Однако, наперекор этим приятным воспоминаниям, он постарался все же поместить ложе своей молодой супруги в местечке посуше. В просторной спальне высилась громадная фламандская печь, около которой полтора десятка человек могли греться самым удобным образом. Выступающий свод этой печи создавал нечто вроде крыши, подпертой с каждой стороны двумя столбами. Итак, дымоход был забит, и под этой крышей водрузили ложе моей матери, столик и один стул, однако так как топка была на один фут выше уровня пола, то эта печь и оказывалась как бы островом, неприступным для подступающих к нему разбушевавшихся вод.
Отец поселился в противоположном конце комнаты на двух столах, скрепленных досками, и оба ложа соединили мостками, подкрепленными посередине комнаты чем-то вроде дамбы из ящиков и дорожных сундуков. Сооружение это было завершено в первый же день нашего прибытия в замок, а ровно девять месяцев спустя явился на свет и ваш слуга покорный.

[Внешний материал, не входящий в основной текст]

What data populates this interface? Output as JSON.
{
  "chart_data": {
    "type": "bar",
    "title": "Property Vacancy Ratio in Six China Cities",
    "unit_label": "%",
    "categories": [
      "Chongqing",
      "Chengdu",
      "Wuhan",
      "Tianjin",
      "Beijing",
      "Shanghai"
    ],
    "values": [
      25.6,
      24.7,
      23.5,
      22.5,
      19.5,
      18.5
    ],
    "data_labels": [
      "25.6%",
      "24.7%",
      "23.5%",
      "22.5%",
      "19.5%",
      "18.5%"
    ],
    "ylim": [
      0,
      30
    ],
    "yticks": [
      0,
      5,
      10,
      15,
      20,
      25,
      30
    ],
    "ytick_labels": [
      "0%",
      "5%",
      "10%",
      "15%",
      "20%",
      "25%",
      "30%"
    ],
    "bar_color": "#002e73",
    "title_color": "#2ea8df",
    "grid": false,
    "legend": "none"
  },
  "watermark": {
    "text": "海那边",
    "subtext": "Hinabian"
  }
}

В то время как все домашние с немалым рвением занимались приведением в порядок нашего жилища, отец мой получил письмо, которое переполнило его радостью. В этом письме маршал, герцог де Таванн, просил его рассудить первое дело чести, которое всему трибуналу казалось слишком трудным. Отец с такой радостью принял это доказательство особенного благоволения, что решил устроить по этому поводу большой бал для соседей. Но так как у нас не было никаких соседей, то бал окончился фанданго, исполненным моим учителем фехтования и синьорой Фраской, первой горничной моей матери.
Отец мой в ответ на письмо маршала просил, чтобы ему в будущем присылались выписки из приговоров трибунала. Эта любезность была ему оказана, и с тех пор в начале каждого месяца он получал огромный пакет бумаг, содержания которых хватало на домашние разговоры и пререкания в течение четырех недель, в долгие зимние вечера — у камина, а летом — на двух скамьях, пристроенных у ворот замка.
Коротая месяцы перед моим появлением на свет, отец постоянно вел с моей матерью долгие разговоры о сыне, которого ожидал, и о выборе крестного отца. Мать настаивала на том, чтобы крестным был герцог де Таванн или же маркиз д’Юрфэ, отец же, хотя также полагал, что это было бы для нас величайшей честью, опасался, однако, как бы эти господа не решили, что они оказывают ему чрезмерно большую честь. Руководимый вполне понятной осторожностью, он наконец решил просить об этом кавалера де Бельевра, который, со своей стороны, принял приглашение с уважением и благодарностью.
В конце концов я появился на свет. На третьем году я уже ловко владел маленьким эспадроном, на шестом — стрелял из пистолета не жмурясь. Когда мне было около семи, мой крестный приехал к нам погостить. Кавалер с тех пор женился, обосновался в Турнее и исполнял там должность наместника коннетаблии[45] и референдария суда чести. Истоки этих установлений относятся ко временам Божьих судов[46], однако же шампионов-заместителей причислили со временем к трибуналу маршалов Франции.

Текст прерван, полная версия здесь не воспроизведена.